Atomic Layer Deposition (ALD) for self-aligned multiple patterning has been the key process to the continued scaling of nanotechnology and microchips. The process requires plasma ALD at low temperatures and a conformal deposition of spacers on photoresist features for the subsequent pitch splitting processes. However, ALD is limited by low throughput, which can be improved by increasing the growth per cycle (GPC), using new precursor, spatial ALD, shrinking the ALD cycle length or omitting purge steps. Today’s highly productive platforms can realize very fast wafer transport in and out of the ALD chambers. Currently, 300 mm wafer ALD chambers for high volume manufacturing are used.

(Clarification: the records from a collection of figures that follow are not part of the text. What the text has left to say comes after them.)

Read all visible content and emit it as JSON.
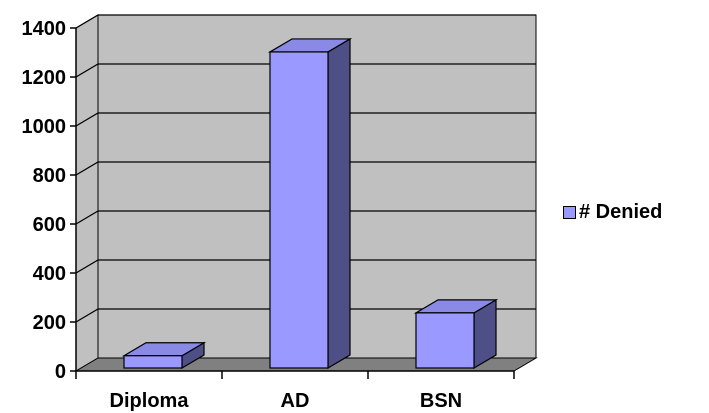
{
  "chart_data": {
    "type": "bar",
    "categories": [
      "Diploma",
      "AD",
      "BSN"
    ],
    "series": [
      {
        "name": "# Denied",
        "values": [
          50,
          1290,
          225
        ]
      }
    ],
    "title": "",
    "xlabel": "",
    "ylabel": "",
    "ylim": [
      0,
      1400
    ],
    "yticks": [
      0,
      200,
      400,
      600,
      800,
      1000,
      1200,
      1400
    ],
    "grid": true,
    "legend_position": "right",
    "three_d": true,
    "colors": {
      "bar_front": "#9999ff",
      "bar_top": "#8a8ae6",
      "bar_side": "#4f4f88",
      "plot_wall": "#c0c0c0",
      "floor": "#808080",
      "grid": "#000000"
    }
  }
}
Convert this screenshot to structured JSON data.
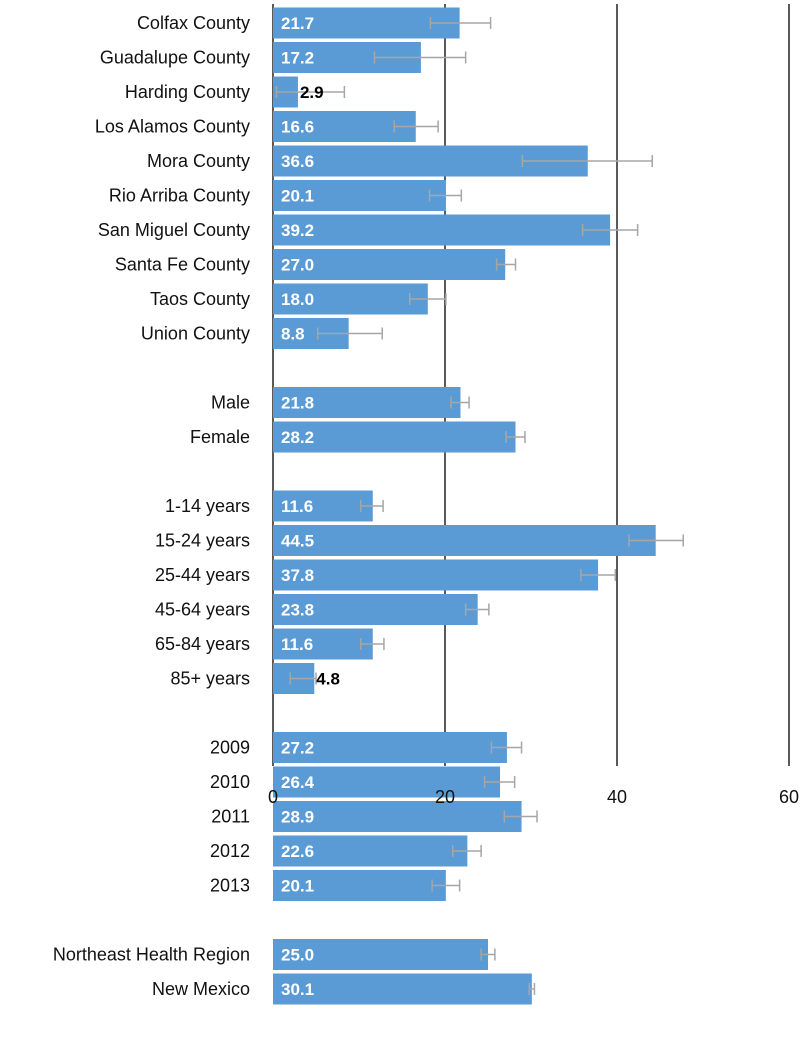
{
  "chart_data": {
    "type": "bar",
    "orientation": "horizontal",
    "title": "",
    "xlabel": "",
    "ylabel": "",
    "xlim": [
      0,
      60
    ],
    "x_ticks": [
      0,
      20,
      40,
      60
    ],
    "grid": "vertical lines at 0, 20, 40, 60",
    "legend": "none",
    "colors": {
      "bar": "#5B9BD5",
      "error_bar": "#A6A6A6",
      "label_inside": "#FFFFFF",
      "label_outside": "#000000",
      "axis": "#000000"
    },
    "groups": [
      {
        "categories": [
          "Colfax County",
          "Guadalupe County",
          "Harding County",
          "Los Alamos County",
          "Mora County",
          "Rio Arriba County",
          "San Miguel County",
          "Santa Fe County",
          "Taos County",
          "Union County"
        ],
        "values": [
          21.7,
          17.2,
          2.9,
          16.6,
          36.6,
          20.1,
          39.2,
          27.0,
          18.0,
          8.8
        ],
        "labels": [
          "21.7",
          "17.2",
          "2.9",
          "16.6",
          "36.6",
          "20.1",
          "39.2",
          "27.0",
          "18.0",
          "8.8"
        ],
        "error_low": [
          18.3,
          11.8,
          0.4,
          14.1,
          29.0,
          18.2,
          36.0,
          26.0,
          15.9,
          5.2
        ],
        "error_high": [
          25.3,
          22.4,
          8.3,
          19.2,
          44.1,
          21.9,
          42.4,
          28.2,
          20.1,
          12.7
        ]
      },
      {
        "categories": [
          "Male",
          "Female"
        ],
        "values": [
          21.8,
          28.2
        ],
        "labels": [
          "21.8",
          "28.2"
        ],
        "error_low": [
          20.7,
          27.1
        ],
        "error_high": [
          22.8,
          29.3
        ]
      },
      {
        "categories": [
          "1-14 years",
          "15-24 years",
          "25-44 years",
          "45-64 years",
          "65-84 years",
          "85+ years"
        ],
        "values": [
          11.6,
          44.5,
          37.8,
          23.8,
          11.6,
          4.8
        ],
        "labels": [
          "11.6",
          "44.5",
          "37.8",
          "23.8",
          "11.6",
          "4.8"
        ],
        "error_low": [
          10.2,
          41.4,
          35.8,
          22.4,
          10.2,
          2.0
        ],
        "error_high": [
          12.8,
          47.7,
          39.8,
          25.1,
          12.9,
          5.0
        ]
      },
      {
        "categories": [
          "2009",
          "2010",
          "2011",
          "2012",
          "2013"
        ],
        "values": [
          27.2,
          26.4,
          28.9,
          22.6,
          20.1
        ],
        "labels": [
          "27.2",
          "26.4",
          "28.9",
          "22.6",
          "20.1"
        ],
        "error_low": [
          25.4,
          24.6,
          26.9,
          20.9,
          18.5
        ],
        "error_high": [
          28.9,
          28.1,
          30.7,
          24.2,
          21.7
        ]
      },
      {
        "categories": [
          "Northeast Health Region",
          "New Mexico"
        ],
        "values": [
          25.0,
          30.1
        ],
        "labels": [
          "25.0",
          "30.1"
        ],
        "error_low": [
          24.2,
          29.8
        ],
        "error_high": [
          25.8,
          30.4
        ]
      }
    ]
  }
}
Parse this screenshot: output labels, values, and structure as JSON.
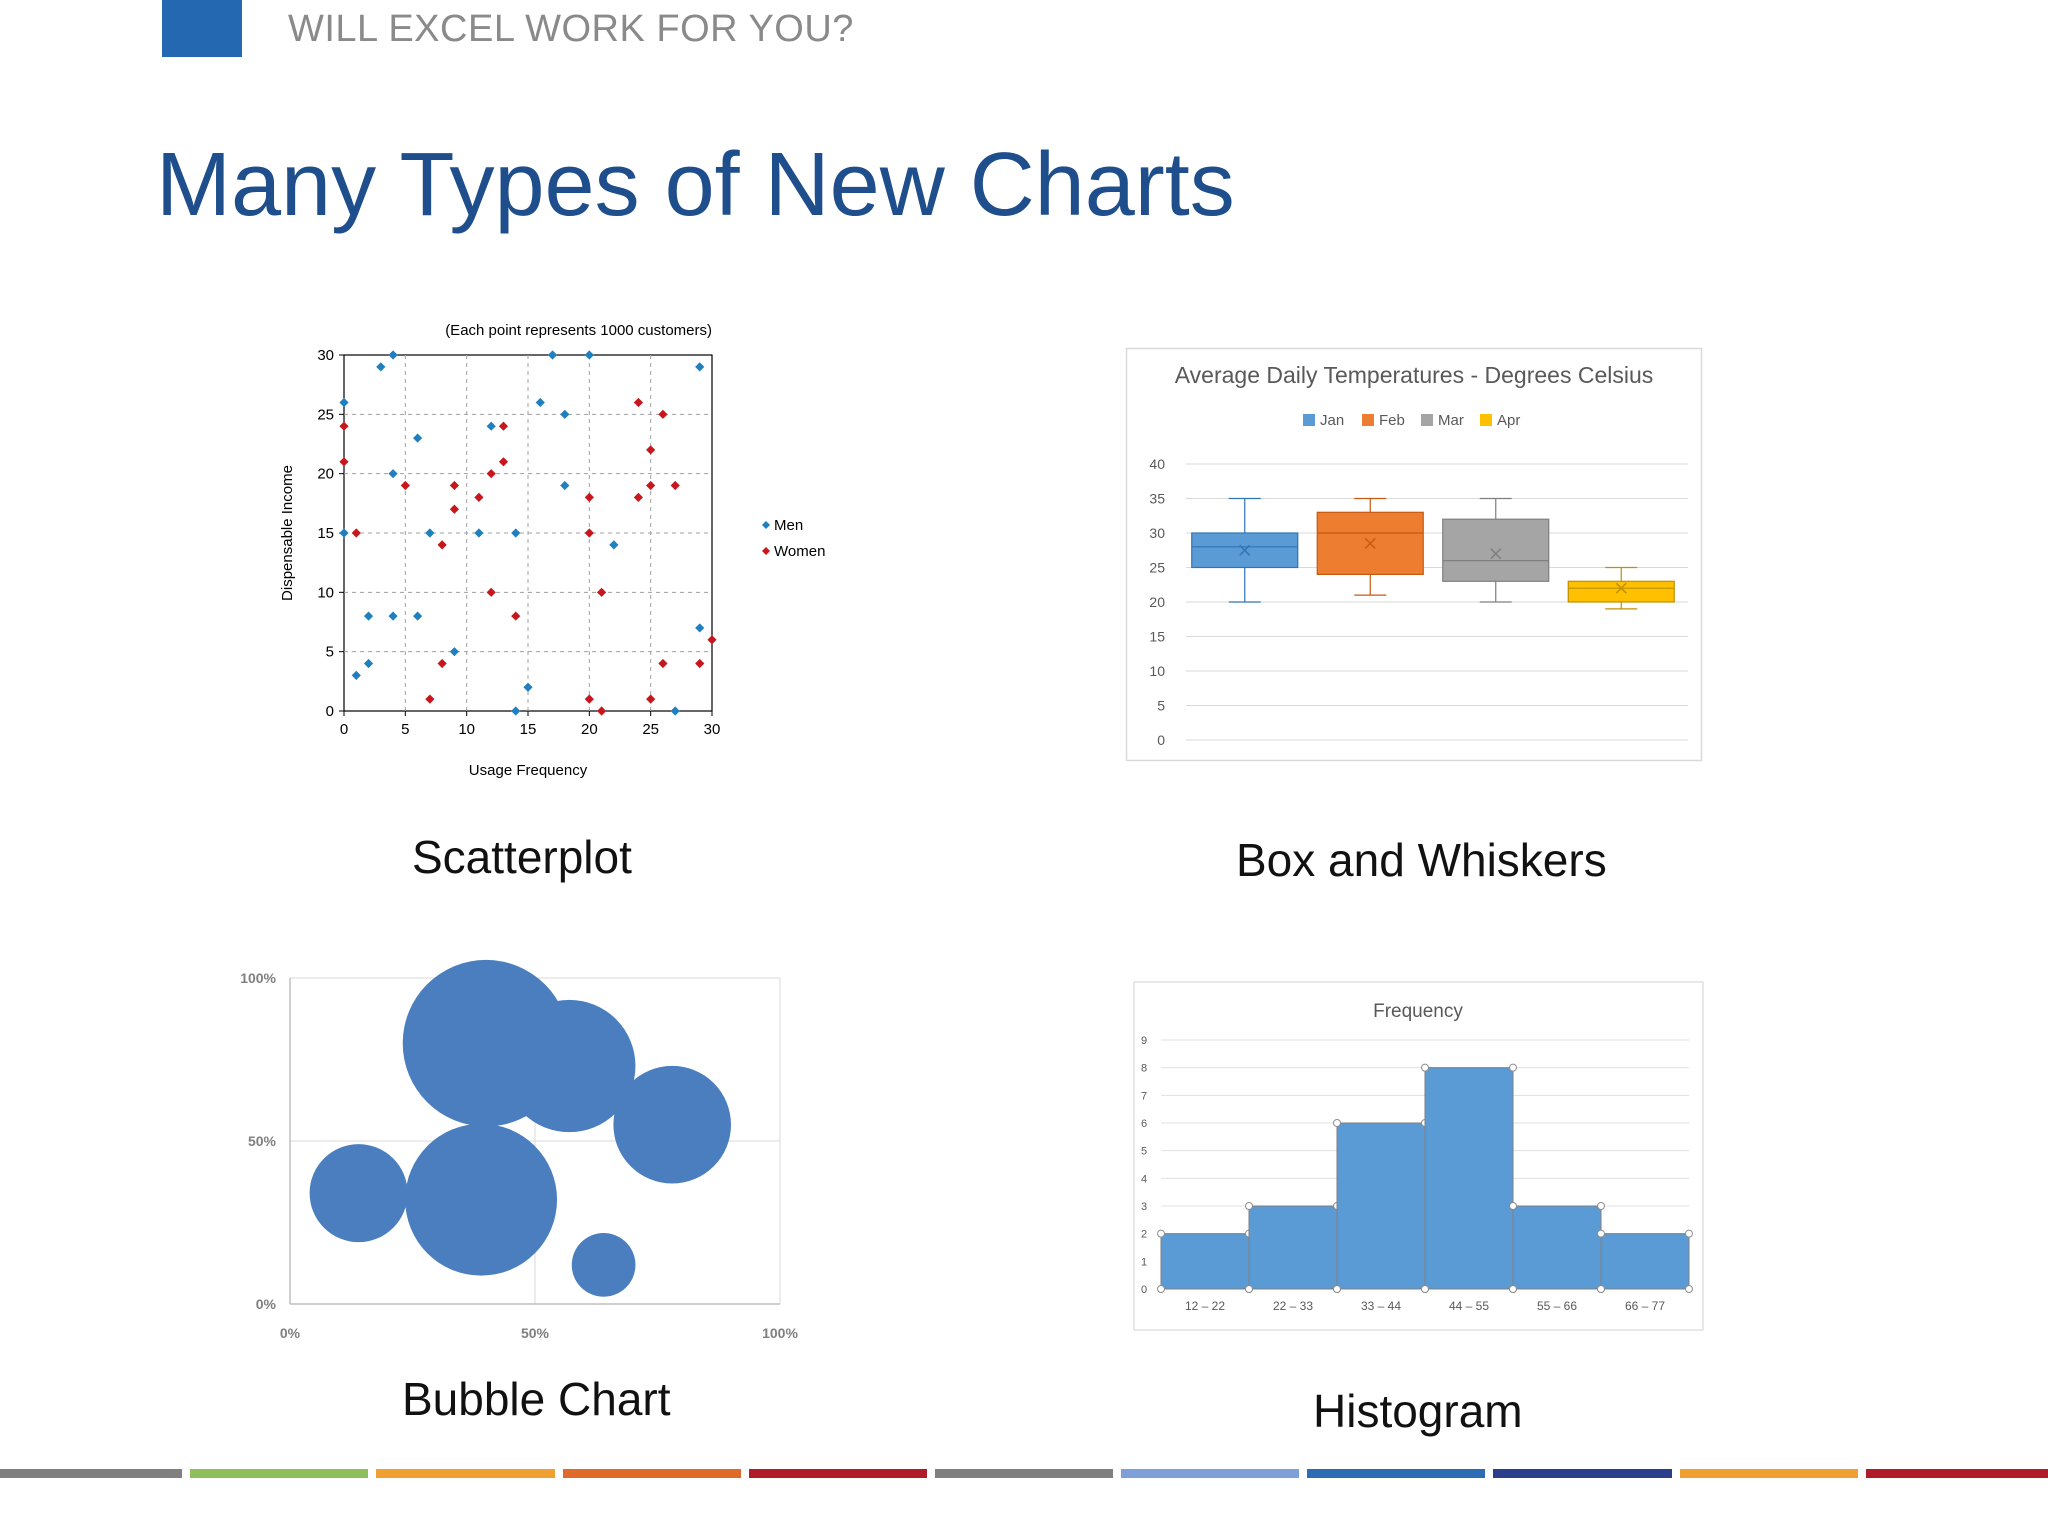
{
  "header": {
    "label": "WILL EXCEL WORK FOR YOU?"
  },
  "slide": {
    "title": "Many Types of New Charts"
  },
  "captions": {
    "scatter": "Scatterplot",
    "box": "Box and Whiskers",
    "bubble": "Bubble Chart",
    "histogram": "Histogram"
  },
  "colors": {
    "accent": "#2468b2",
    "title": "#1f4e8c",
    "men": "#1f7fbf",
    "women": "#c8161d",
    "bubble": "#4a7ebf",
    "hist": "#5b9bd5",
    "footer": [
      "#7f7f7f",
      "#8dc05a",
      "#f0a030",
      "#e06a2a",
      "#b01c2a",
      "#7f7f7f",
      "#7f9fd8",
      "#2a6db5",
      "#2b3e8c",
      "#f0a030",
      "#b01c2a"
    ]
  },
  "chart_data": [
    {
      "type": "scatter",
      "title": "(Each point represents 1000 customers)",
      "xlabel": "Usage Frequency",
      "ylabel": "Dispensable Income",
      "xlim": [
        0,
        30
      ],
      "ylim": [
        0,
        30
      ],
      "xticks": [
        0,
        5,
        10,
        15,
        20,
        25,
        30
      ],
      "yticks": [
        0,
        5,
        10,
        15,
        20,
        25,
        30
      ],
      "grid": true,
      "legend": "right",
      "series": [
        {
          "name": "Men",
          "color": "#1f7fbf",
          "points": [
            [
              0,
              26
            ],
            [
              0,
              15
            ],
            [
              1,
              3
            ],
            [
              2,
              4
            ],
            [
              2,
              8
            ],
            [
              3,
              29
            ],
            [
              4,
              30
            ],
            [
              4,
              20
            ],
            [
              4,
              8
            ],
            [
              6,
              23
            ],
            [
              6,
              8
            ],
            [
              7,
              15
            ],
            [
              9,
              5
            ],
            [
              11,
              15
            ],
            [
              12,
              24
            ],
            [
              14,
              15
            ],
            [
              14,
              0
            ],
            [
              15,
              2
            ],
            [
              16,
              26
            ],
            [
              17,
              30
            ],
            [
              18,
              25
            ],
            [
              18,
              19
            ],
            [
              20,
              30
            ],
            [
              22,
              14
            ],
            [
              27,
              0
            ],
            [
              29,
              29
            ],
            [
              29,
              7
            ]
          ]
        },
        {
          "name": "Women",
          "color": "#c8161d",
          "points": [
            [
              0,
              24
            ],
            [
              0,
              21
            ],
            [
              1,
              15
            ],
            [
              5,
              19
            ],
            [
              7,
              1
            ],
            [
              8,
              4
            ],
            [
              8,
              14
            ],
            [
              9,
              17
            ],
            [
              9,
              19
            ],
            [
              11,
              18
            ],
            [
              12,
              20
            ],
            [
              12,
              10
            ],
            [
              13,
              24
            ],
            [
              13,
              21
            ],
            [
              14,
              8
            ],
            [
              20,
              18
            ],
            [
              20,
              15
            ],
            [
              20,
              1
            ],
            [
              21,
              0
            ],
            [
              21,
              10
            ],
            [
              24,
              26
            ],
            [
              24,
              18
            ],
            [
              25,
              22
            ],
            [
              25,
              19
            ],
            [
              25,
              1
            ],
            [
              26,
              25
            ],
            [
              26,
              4
            ],
            [
              27,
              19
            ],
            [
              29,
              4
            ],
            [
              30,
              6
            ]
          ]
        }
      ]
    },
    {
      "type": "box",
      "title": "Average Daily Temperatures - Degrees Celsius",
      "ylim": [
        0,
        40
      ],
      "yticks": [
        0,
        5,
        10,
        15,
        20,
        25,
        30,
        35,
        40
      ],
      "legend": "top",
      "series": [
        {
          "name": "Jan",
          "color": "#5b9bd5",
          "min": 20,
          "q1": 25,
          "median": 28,
          "q3": 30,
          "max": 35,
          "mean": 27.5
        },
        {
          "name": "Feb",
          "color": "#ed7d31",
          "min": 21,
          "q1": 24,
          "median": 30,
          "q3": 33,
          "max": 35,
          "mean": 28.5
        },
        {
          "name": "Mar",
          "color": "#a5a5a5",
          "min": 20,
          "q1": 23,
          "median": 26,
          "q3": 32,
          "max": 35,
          "mean": 27
        },
        {
          "name": "Apr",
          "color": "#ffc000",
          "min": 19,
          "q1": 20,
          "median": 22,
          "q3": 23,
          "max": 25,
          "mean": 22
        }
      ]
    },
    {
      "type": "bubble",
      "xlim": [
        0,
        100
      ],
      "ylim": [
        0,
        100
      ],
      "xticks": [
        "0%",
        "50%",
        "100%"
      ],
      "yticks": [
        "0%",
        "50%",
        "100%"
      ],
      "points": [
        {
          "x": 14,
          "y": 34,
          "size": 20
        },
        {
          "x": 39,
          "y": 32,
          "size": 31
        },
        {
          "x": 40,
          "y": 80,
          "size": 34
        },
        {
          "x": 57,
          "y": 73,
          "size": 27
        },
        {
          "x": 64,
          "y": 12,
          "size": 13
        },
        {
          "x": 78,
          "y": 55,
          "size": 24
        }
      ]
    },
    {
      "type": "histogram",
      "title": "Frequency",
      "ylim": [
        0,
        9
      ],
      "yticks": [
        0,
        1,
        2,
        3,
        4,
        5,
        6,
        7,
        8,
        9
      ],
      "categories": [
        "12 – 22",
        "22 – 33",
        "33 – 44",
        "44 – 55",
        "55 – 66",
        "66 – 77"
      ],
      "values": [
        2,
        3,
        6,
        8,
        3,
        2
      ]
    }
  ]
}
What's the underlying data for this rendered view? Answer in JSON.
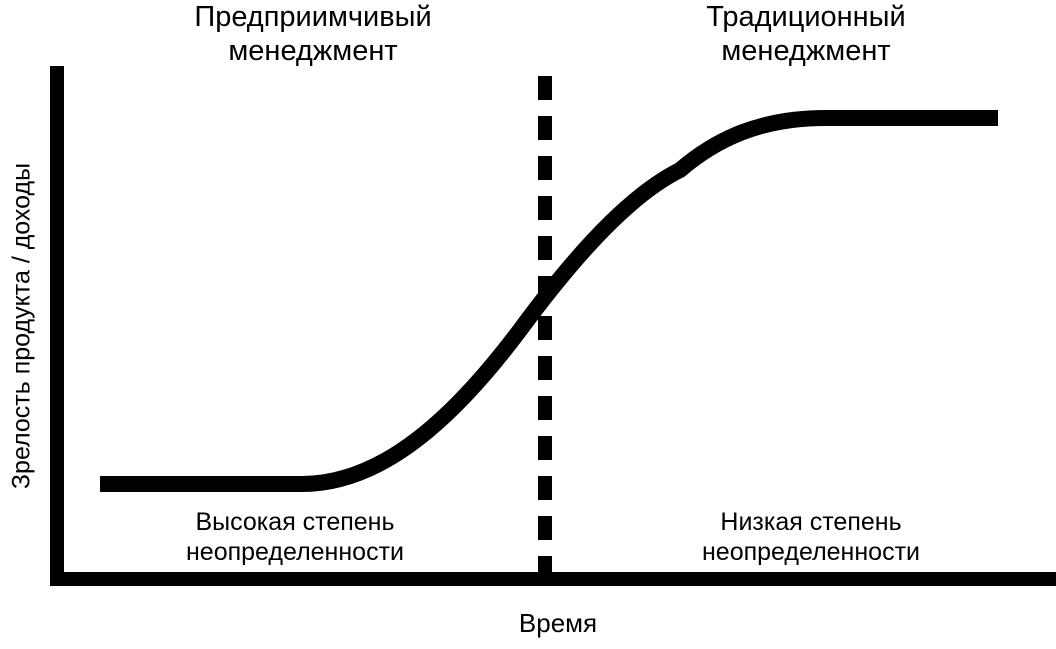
{
  "diagram": {
    "phases": {
      "left": [
        "Предприимчивый",
        "менеджмент"
      ],
      "right": [
        "Традиционный",
        "менеджмент"
      ]
    },
    "regions": {
      "left": [
        "Высокая степень",
        "неопределенности"
      ],
      "right": [
        "Низкая степень",
        "неопределенности"
      ]
    },
    "axes": {
      "x_title": "Время",
      "y_title": "Зрелость продукта / доходы"
    },
    "colors": {
      "ink": "#000000",
      "background": "#ffffff"
    }
  }
}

Fraunhofer IKTS, in collaboration with Plasway Technologies GmbH, has developed a new type of fast plasma ALD process. It uses a top-down showerhead gas flow to ignite a 60 MHz CCP plasma in a 300 mm chamber. The chamber gas system has been modified to realize precursor pulses of ≤ 10 ms with supersonic precursor gas injection. The supersonic gas speed is made possible by a 3D-printed ceramic rocket nozzle, named “Art de Laval”, manufactured and patented by Plasway Technologies, which enables high-speed (> 300 m/s), all-round precursor injection across the wafer. Initial process qualification was made with the well-understood aluminum oxide plasma ALD process using the trimethylaluminum precursor. With the de Laval ring injector, the saturation started at a TMA pulse length of 10 ms, which is the tested switching limit of the electropneumatic ALD valve. The process linearity and the saturation curve demonstrated the ALD nature of the process. For 50 ms of TMA pulse, a wide ALD temperature window (30–120 °C) with constant 1.3 Å GPC was extracted. Even with very short pulses, we achieved a very good uniformity of the applied layers – from wafer center to the edge.

Additional ALD processes, as well as atomic layer etching (ALE), will be the focus of future development efforts by Fraunhofer IKTS and Plasway Technologies GmbH.